The structural problems underlying the West are still virtually all with us. Maybe they have eased a little, but we are still swimming in a sea of debt and, nastily, as if yet another fury is waiting in the wings to strike, the first signs of potentially high inflation to come are appearing after what has, in reality, to be described as a deflationary period. The banks hold vast mortgage related debt which is far less secure than it might appear in their books, and no-one ever seems to raise the spectre of possibly uncollectable credit card debt!

Printing money on the scale the U.S. and the Europeans have been doing HAS to lead to serious inflation - otherwise all economic theory (and logic) is bunk! But it isn't just inflation in the countries which are printing the money. The huge increases in the world's principal reserve currencies, the dollar, the euro and to a far lesser extent these days the pound sterling, is effectively exporting even greater inflationary pressures into the rapidly expanding third world economies. To a large extent that is why the Chinese are so unhappy with the U.S. Quantitative Easing programme and why it is leading to serious argumentative rhetoric between the two superpowers.

China, for example, is already seeing serious inflation developing and is slowly, but surely, tightening its internal finances in an effort to nip this in the bud - and that is partly why metals prices are in such a volatile stage at the moment with so much depending on ever-increasing Chinese demand to keep them rising - or at the least where they already are. Rapidly rising inflation in a country with 1.3 billion people is a major worry for a government intent on keeping the lid on any signs of potential unrest and tightening could lead to a slowdown.

And, as pointed out above, national and local debt problems and potential restructurings and defaults are not going to go away. For many the costs of servicing the huge debt build alone are close to, or greater than, their revenue-raising capabilities, let alone repaying the principal. Some defaults would seem inevitable. Governments, where they can, are just printing money to alleviate their own problems and are thus building up even greater problems ahead. Already the pressures to replace the dollar as the global reserve currency are beginning to build as it effectively devalues itself. Arguably the rise in the price of gold, in dollars, over the past 10 years, is in reality only a reflection of the fall in value of the greenback on the global front.

Interestingly many commentators who are now writing off gold are doing so on the basis that improving stock markets mean that investors are now taking their money out of gold and putting it into the general markets where they feel the returns may be better. The continuing ‘gold is in a bubble' brigade are also contributing to nervousness among the speculative element within the investment community - but they would do well to remember October 2008. It could happen again - this year even - with stocks decimated, fortunes lost, and even gold suffered as holders needed to sell anything that was liquid to cover their losses elsewhere. But gold regained its levels within a couple of months while many stocks are still not back up to their pre-crash levels over two years later. The smart investor will still continue to keep gold in the portfolio as insurance against any similar market crash.

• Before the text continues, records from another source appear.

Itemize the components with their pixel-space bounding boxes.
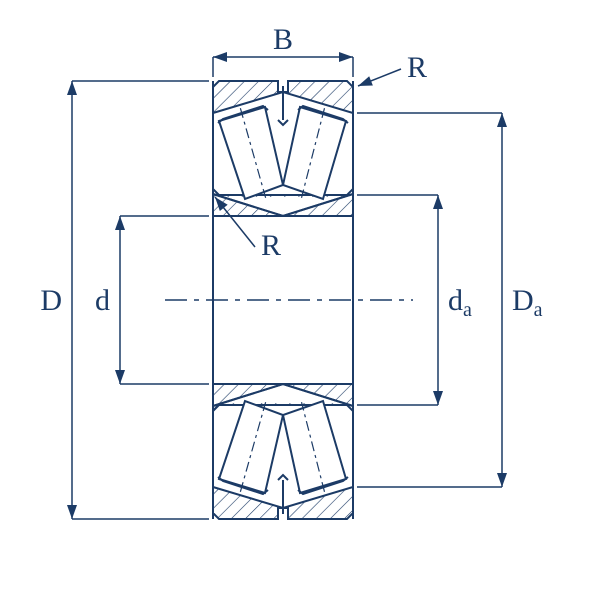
- arrowhead: [115, 370, 125, 384]
- arrowhead: [67, 81, 77, 95]
- roller-bot-left: [219, 401, 283, 493]
- roller-top-left: [219, 107, 283, 199]
- arrowhead: [67, 505, 77, 519]
- arrowhead: [115, 216, 125, 230]
- roller-bot-right: [283, 401, 346, 493]
- arrowhead: [497, 473, 507, 487]
- dim-d-label: d: [95, 284, 110, 317]
- arrowhead: [497, 113, 507, 127]
- dim-Da-label: Da: [512, 284, 543, 321]
- dim-B-label: B: [273, 23, 293, 56]
- roller-top-right: [283, 107, 346, 199]
- arrowhead: [339, 52, 353, 62]
- arrowhead: [433, 195, 443, 209]
- dim-da-label: da: [448, 284, 472, 321]
- arrowhead: [358, 76, 373, 86]
- arrowhead: [433, 391, 443, 405]
- leader-R-inner-label: R: [261, 229, 281, 262]
- leader-R-outer-label: R: [407, 51, 427, 84]
- dim-D-label: D: [40, 284, 62, 317]
- arrowhead: [213, 52, 227, 62]
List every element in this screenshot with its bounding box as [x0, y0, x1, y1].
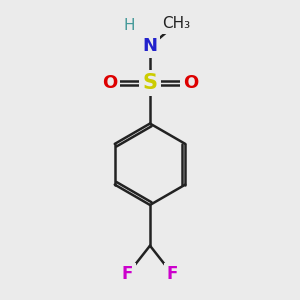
Text: H: H	[124, 18, 135, 33]
Text: F: F	[167, 265, 178, 283]
Text: N: N	[142, 37, 158, 55]
Text: O: O	[183, 74, 198, 92]
Text: S: S	[142, 73, 158, 93]
Text: CH₃: CH₃	[162, 16, 190, 31]
Text: F: F	[122, 265, 133, 283]
Text: O: O	[102, 74, 117, 92]
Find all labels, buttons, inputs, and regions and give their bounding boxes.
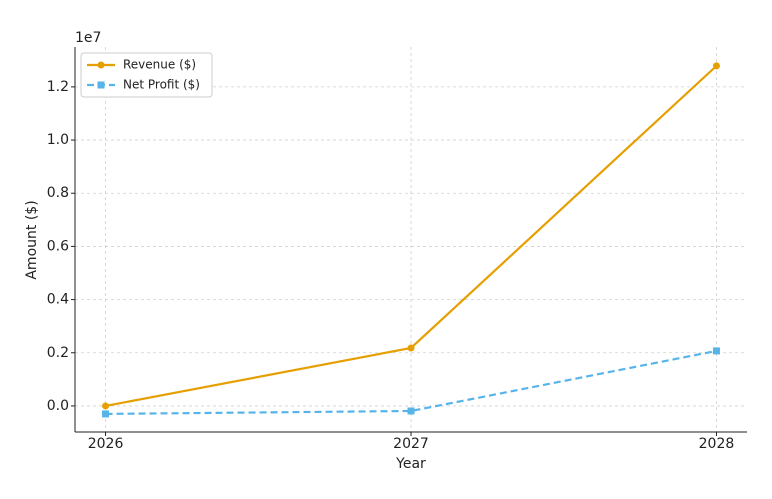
- series-line: [105, 349, 717, 416]
- y-tick-label: 0.2: [47, 345, 69, 361]
- y-axis-label: Amount ($): [24, 200, 40, 279]
- legend-marker: [97, 61, 105, 69]
- legend-label: Revenue ($): [123, 58, 196, 72]
- marker: [712, 347, 720, 355]
- y-tick-label: 0.6: [47, 238, 69, 254]
- y-offset-label: 1e7: [75, 30, 101, 46]
- y-tick-label: 0.0: [47, 398, 69, 414]
- legend: Revenue ($) Net Profit ($): [80, 52, 213, 98]
- x-tick-label: 2026: [88, 436, 124, 452]
- marker: [102, 402, 110, 410]
- marker: [712, 62, 720, 70]
- y-tick-label: 0.4: [47, 292, 69, 308]
- x-tick-label: 2027: [393, 436, 429, 452]
- y-tick-label: 0.8: [47, 185, 69, 201]
- x-axis-label: Year: [395, 456, 426, 472]
- y-tick-label: 1.2: [47, 79, 69, 95]
- legend-marker: [97, 81, 105, 89]
- y-tick-label: 1.0: [47, 132, 69, 148]
- legend-label: Net Profit ($): [123, 78, 200, 92]
- marker: [407, 407, 415, 415]
- x-tick-label: 2028: [699, 436, 735, 452]
- marker: [407, 344, 415, 352]
- marker: [102, 410, 110, 418]
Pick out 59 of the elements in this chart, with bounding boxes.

But why sell gold because markets are improving anyway? Gold has been advancing for the past ten or eleven years regardless of whether the markets were rising or falling. Maybe the correlation between gold and inflation protection is not quite what some pundits make out, but overall it is probably a safer place to put one's money than stocks or banks.

And perhaps the best reason to hold gold is that that is what the Chinese and Indians do. Not that they are necessarily smarter individually than the Caucasians, but they have longer collective memories and know that gold has stood the test of time as a protector of wealth - and with their rapidly growing economies and huge growth of individual incomes as a result, more and more are buying gold. Between them, in the next five years or so, gold imports into India and China alone could account for 75% or even more of global mined gold production, let alone that into other Eastern and Middle Eastern nations with a propensity to hold gold against a rainy day. They are turning traditional gold supply/demand statistics on their head and on this point alone, the long term effect on the gold price could be spectacular even regardless of the structural horrors inherent in Western World economies. Take the two together and maybe some of the seemingly huge over the top predictions for the gold price may not seem quite so ridiculous after all.